Many of the relics from Traverse City’s history had been displayed at the Con Foster Museum on the grounds of Clinch Park (the museum was named for the city’s one-time mayor and city commissioner, who was instrumental in starting the collection). When the museum closed after some 70 years (later becoming the Bijou by the Bay), the artifacts were transferred to the History Center, a.k.a. Grand Traverse Heritage Center, at the Carnegie building on Sixth Street, the former home of the Traverse Area District Library.
When the History Center closed, ceding the bulk of the building to Crooked Tree Art Center, the city faced some decisions about what to do with the Con Foster collection. The artifacts range from the stovepipe hat worn by “the father of Traverse City,” Perry Hannah, to housewares, farm equipment and personal care items dating from the mid-1800s to later 1900s. There’s even a neon WTCM sign from the mid-20th century, representing Les Biederman, who brought radio and television to Northern Michigan, and boxes from Milliken's, Traverse City's former department store.
Assistant Traverse City Manager Penny Hill says the artifacts are now stored in various places while efforts continue to catalog the collection. “When we had management for the operating museum, we started inventorying into an electronic database. The city is interested in finishing that, but it will take some time,” she says.
The locations include storage units, other city-owned buildings and storage areas at the Carnegie building. Wherever they are being stored, Hill says steps are being taken to make sure the items are secure and preserved. “The (biggest) concern was for items that had been on display and were received when the lease for Crooked Tree Art Center included museum galleries,” she says. “They wanted to be sure (the city) was following good museum rules and procedures.” She says artifacts are stored in a controlled environment.
Peg Siciliano, former archivist for the History Center and longtime employee of the Con Foster Museum, cites other steps being taken, including the purchase of two secure, archival-quality gun cabinets for the city’s historic gun collection; the use of archival-quality storage boxes for many of the artifacts that previously were on display in the upper rotunda of the Carnegie Building; and the use of acid-free paper.

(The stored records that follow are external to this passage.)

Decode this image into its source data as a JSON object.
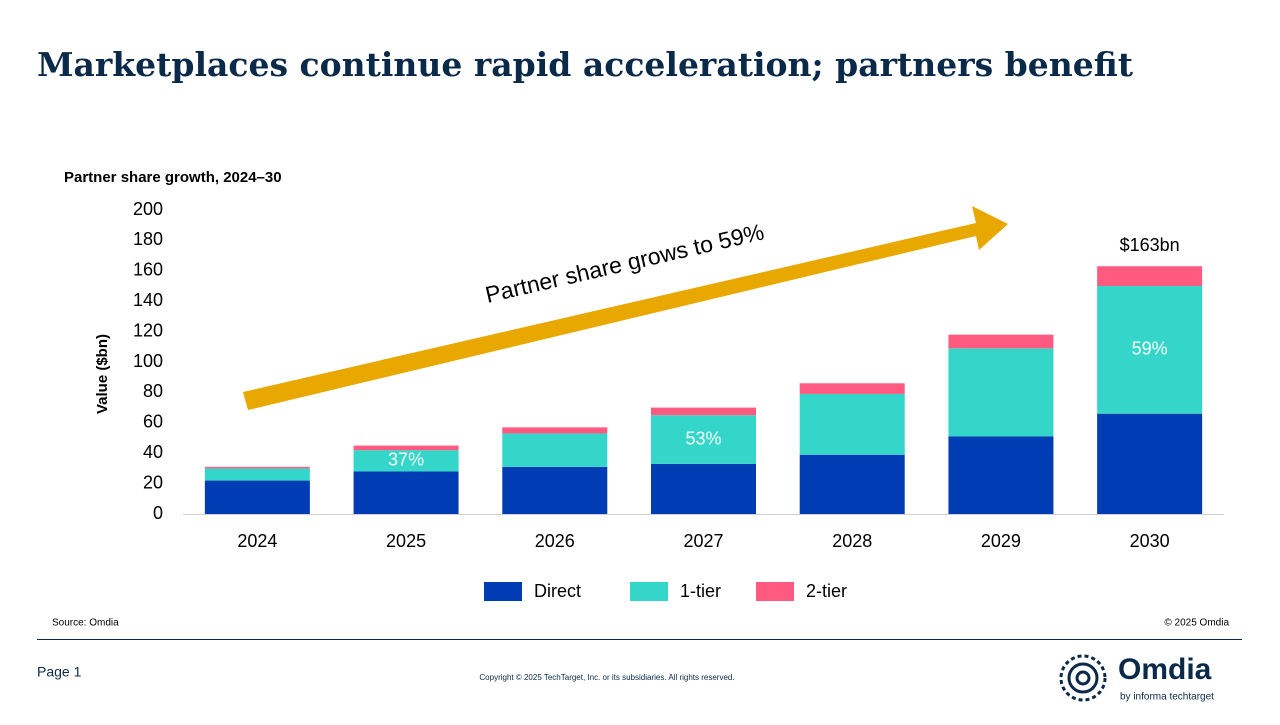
{
  "title": "Marketplaces continue rapid acceleration; partners benefit",
  "chart_data": {
    "type": "stacked-bar",
    "title": "Partner share growth, 2024–30",
    "y_label": "Value ($bn)",
    "categories": [
      "2024",
      "2025",
      "2026",
      "2027",
      "2028",
      "2029",
      "2030"
    ],
    "series": [
      {
        "name": "Direct",
        "color": "#003db5",
        "values": [
          22,
          28,
          31,
          33,
          39,
          51,
          66
        ]
      },
      {
        "name": "1-tier",
        "color": "#33d6c8",
        "values": [
          8,
          14,
          22,
          32,
          40,
          58,
          84
        ]
      },
      {
        "name": "2-tier",
        "color": "#ff5a80",
        "values": [
          1,
          3,
          4,
          5,
          7,
          9,
          13
        ]
      }
    ],
    "ylim": [
      0,
      200
    ],
    "yticks": [
      0,
      20,
      40,
      60,
      80,
      100,
      120,
      140,
      160,
      180,
      200
    ],
    "grid": false,
    "annotations": [
      {
        "text": "37%",
        "category": "2025",
        "series": "1-tier"
      },
      {
        "text": "53%",
        "category": "2027",
        "series": "1-tier"
      },
      {
        "text": "59%",
        "category": "2030",
        "series": "1-tier"
      },
      {
        "text": "$163bn",
        "category": "2030"
      }
    ],
    "arrow_text": "Partner share grows to 59%"
  },
  "footer": {
    "source": "Source: Omdia",
    "copyright_short": "© 2025 Omdia",
    "page": "Page 1",
    "copyright": "Copyright © 2025 TechTarget, Inc. or its subsidiaries. All rights reserved.",
    "logo": "Omdia",
    "logo_tagline": "by informa techtarget"
  }
}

Both Siciliano and Hill note the deaccessioning of the Native American items also continues in accordance with the Native American Graves and Repatriation Act,passed by Congress in 1990, which requires institutions that receive federal funding to inventory their collections, consult with federally recognized Native American tribes, and repatriate human remains or cultural items that meet certain criteria. “That is ongoing. There is no deadline,” says Hill.
Once cataloging and proper handling of Native American items is complete, what then?
“There are several options,” Hill says, including retaining and keeping the items in storage, retaining them all but loaning pieces to museums on a long-term basis, donating some or all items to other museums, or creating an all-new local history museum.
Siciliano says another option would be loaning some items to places like the City Opera House, Dennos Museum, or the small State Hospital Museum that is opening this summer at the Grand Traverse Commons for short-term display. “There is professional precedence for these types of loans, but they do require proper legal documentation of assurances of safe and secure display situations,” Siciliano says.
While creating a new museum might be the most enticing to local history buffs, it’s also the most expensive. Siciliano says it could mean the city working with some non-profit to open a small museum somewhere downtown, noting it would probably take a private individual to donate or lease space for this purpose. “Or there could be a major fundraising effort to have an actual museum,” she says, noting she is not aware of any such plans.
“It is my hope that in the foreseeable future at least some of these items will be available for public view,” she says.